Generate natural-sounding speech from text using Gemini TTS models:

Map<String, Object> ttsOptions = Map.of("voiceName", "Zephyr");
GenerationConfig config = GenerationConfig.builder()
.custom(ttsOptions)
.build();
ModelResponse response = genkit.generate(
GenerateOptions.builder()
.model("googleai/gemini-2.5-flash-preview-tts")
.prompt("Hello!
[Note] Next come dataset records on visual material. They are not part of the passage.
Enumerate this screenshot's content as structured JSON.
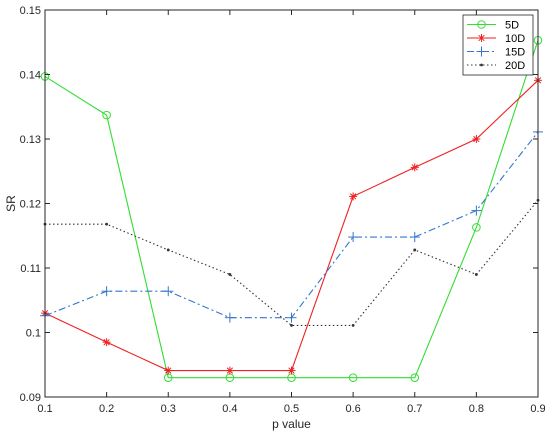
{
  "chart_data": {
    "type": "line",
    "title": "",
    "xlabel": "p value",
    "ylabel": "SR",
    "xlim": [
      0.1,
      0.9
    ],
    "ylim": [
      0.09,
      0.15
    ],
    "x": [
      0.1,
      0.2,
      0.3,
      0.4,
      0.5,
      0.6,
      0.7,
      0.8,
      0.9
    ],
    "x_ticks": [
      "0.1",
      "0.2",
      "0.3",
      "0.4",
      "0.5",
      "0.6",
      "0.7",
      "0.8",
      "0.9"
    ],
    "y_ticks": [
      "0.09",
      "0.1",
      "0.11",
      "0.12",
      "0.13",
      "0.14",
      "0.15"
    ],
    "y_tick_values": [
      0.09,
      0.1,
      0.11,
      0.12,
      0.13,
      0.14,
      0.15
    ],
    "grid": false,
    "legend_position": "top-right",
    "series": [
      {
        "name": "5D",
        "color": "#33dd33",
        "marker": "circle",
        "dash": "solid",
        "values": [
          0.1397,
          0.1337,
          0.093,
          0.093,
          0.093,
          0.093,
          0.093,
          0.1163,
          0.1453
        ]
      },
      {
        "name": "10D",
        "color": "#ee2222",
        "marker": "star",
        "dash": "solid",
        "values": [
          0.103,
          0.0985,
          0.0941,
          0.0941,
          0.0941,
          0.1211,
          0.1256,
          0.13,
          0.1391
        ]
      },
      {
        "name": "15D",
        "color": "#3377cc",
        "marker": "plus",
        "dash": "dashdot",
        "values": [
          0.1026,
          0.1064,
          0.1064,
          0.1023,
          0.1023,
          0.1148,
          0.1148,
          0.1189,
          0.1311
        ]
      },
      {
        "name": "20D",
        "color": "#333333",
        "marker": "dot",
        "dash": "dotted",
        "values": [
          0.1168,
          0.1168,
          0.1128,
          0.109,
          0.1011,
          0.1011,
          0.1128,
          0.109,
          0.1205
        ]
      }
    ]
  }
}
Welcome to Genkit Java.")
.config(config)
.build());
// The response contains audio as a media part (WAV format, base64-encoded)
String audioDataUrl = response.getMessage().getParts().get(0).getMedia().getUrl();
// "data:audio/wav;base64,..."
String dataUrl = response.getMessage().getParts().get(0).getMedia().getUrl();
String base64Data = dataUrl.substring(dataUrl.indexOf(",") + 1);
byte[] audioBytes = Base64.getDecoder().decode(base64Data);
Files.write(Path.of("output.wav"), audioBytes);

Generate videos from text prompts or images using Google’s Veo models:

Map<String, Object> veoOptions = Map.of(
"numberOfVideos", 1,
"durationSeconds", 8,
"aspectRatio", "16:9",
"timeoutMs", 600000 // 10 min — video generation can take a while
);
GenerationConfig config = GenerationConfig.builder()
.custom(veoOptions)
.build();
ModelResponse response = genkit.generate(
GenerateOptions.builder()
.model("googleai/veo-3.0-generate-001")
.prompt("A serene Japanese garden with cherry blossoms falling")
.config(config)
.build());
// The response contains video as a media part (base64-encoded)
String videoDataUrl = response.getMessage().getParts().get(0).getMedia().getUrl();

Generate images with Imagen:

Map<String, Object> imagenOptions = Map.of(
"numberOfImages", 1,
"aspectRatio", "1:1"
);
GenerationConfig config = GenerationConfig.builder()
.custom(imagenOptions)
.build();
ModelResponse response = genkit.generate(
GenerateOptions.builder()
.model("googleai/imagen-4.0-fast-generate-001")
.prompt("A cat wearing a space suit")
.config(config)
.build());

See the google-genai sample for complete examples of text generation, tool calling, embeddings, image generation, TTS, and video generation.